Can Phillips point to any instances in which Cruz tipped his hand that this was not a plan he actually proposed, but was a legislative strategy to make a point?
Well, no, Phillips said. “We were not trying to let on our legislative strategy.”
We couldn’t find any instances of Cruz explicitly saying that he opposed legalization, either before or after the amendment (until, of course, the debate on Dec. 15). On the campaign trail, Cruz has not been particularly forthcoming about what specifically he would do in regard to the immigrants in the country illegally. On most occasions when asked about it, Cruz simply answered that that was an issue that could only be taken up after the border is secured.
And so his comment during the debate that “I do not intend to support legalization” was his most definitive answer to the question to date.

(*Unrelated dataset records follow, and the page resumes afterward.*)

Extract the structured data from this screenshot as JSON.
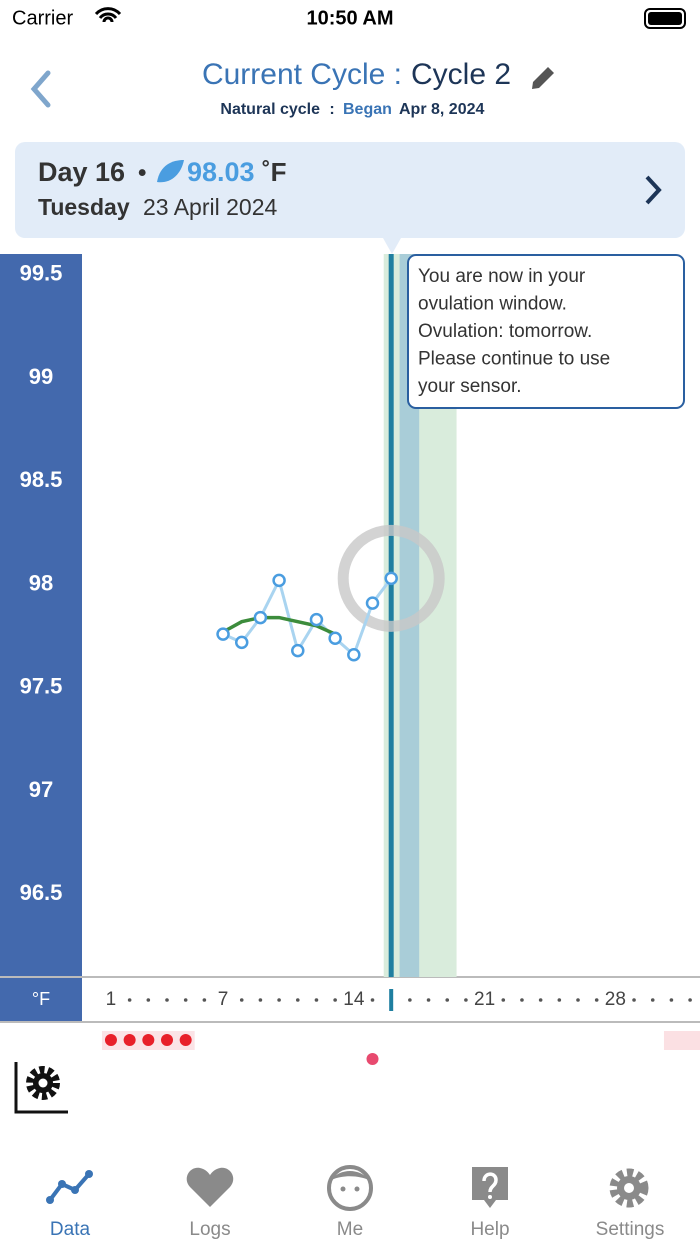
{
  "status_bar": {
    "carrier": "Carrier",
    "time": "10:50 AM"
  },
  "header": {
    "title_prefix": "Current Cycle :",
    "title_cycle": "Cycle 2",
    "cycle_type": "Natural cycle",
    "separator": ":",
    "began_label": "Began",
    "began_date": "Apr 8, 2024"
  },
  "day_card": {
    "day": "Day 16",
    "bullet": "•",
    "temperature": "98.03",
    "unit": "˚F",
    "weekday": "Tuesday",
    "date": "23 April 2024"
  },
  "tooltip": {
    "lines": [
      "You are now in your",
      "ovulation window.",
      "Ovulation: tomorrow.",
      "Please continue to use",
      "your sensor."
    ]
  },
  "chart_data": {
    "type": "line",
    "unit_label": "°F",
    "x": [
      7,
      8,
      9,
      10,
      11,
      12,
      13,
      14,
      15,
      16
    ],
    "series": [
      {
        "color": "#a9d4f0",
        "values": [
          97.76,
          97.72,
          97.84,
          98.02,
          97.68,
          97.83,
          97.74,
          97.66,
          97.91,
          98.03
        ]
      },
      {
        "color": "#3c8c3c",
        "values": [
          97.77,
          97.82,
          97.84,
          97.84,
          97.82,
          97.8,
          97.76,
          null,
          null,
          null
        ]
      }
    ],
    "xlim": [
      -0.55,
      32.53
    ],
    "ylim": [
      96.1,
      99.6
    ],
    "xticks": [
      1,
      7,
      14,
      21,
      28
    ],
    "yticks": [
      99.5,
      99,
      98.5,
      98,
      97.5,
      97,
      96.5
    ],
    "grid": false,
    "selected_day": 16,
    "fertile_window": [
      15.6,
      19.5
    ],
    "ovulation_window": [
      16.45,
      17.5
    ],
    "period_days": [
      1,
      2,
      3,
      4,
      5
    ],
    "marker_days": [
      15
    ],
    "next_period_start": 30.6
  },
  "tab_bar": {
    "tabs": [
      "Data",
      "Logs",
      "Me",
      "Help",
      "Settings"
    ]
  }
}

Indeed, in the immigration plan outlined on Cruz’s campaign website, there is no mention of legalization for those currently in the country illegally. To the contrary, the plan states Cruz’s commitment to “[r]estore our commitment to enforcement and public safety and the Rule of Law by rededicating DHS [Department of Homeland Security] to fully enforcing the law, including through deportations and returns.”
In an interview after the debate, CNN’s Jake Tapper again asked what Cruz would do with those currently living in the country illegally.
“I would enforce the law,” Cruz said, stopping short of endorsing plans like Trump’s to deport all people living in the country illegally. “And existing law provides what you do. You start by securing the borders, so you’re not — if you have a sinking ship, the first thing you do is fill the hole so that you don’t have people coming back in. The second thing you do is you start deporting illegal, criminal illegal aliens.”
Cruz has certainly been consistent in his opposition to a path to citizenship for those now living in the country illegally. And he now says definitely that he also would not support legalization of those immigrants. And as we said earlier, we’ll leave it up to you to decide if he once supported legalization as a political compromise, and now disavows it, or if he was merely employing a legislative ploy to expose the motivations of his opponents.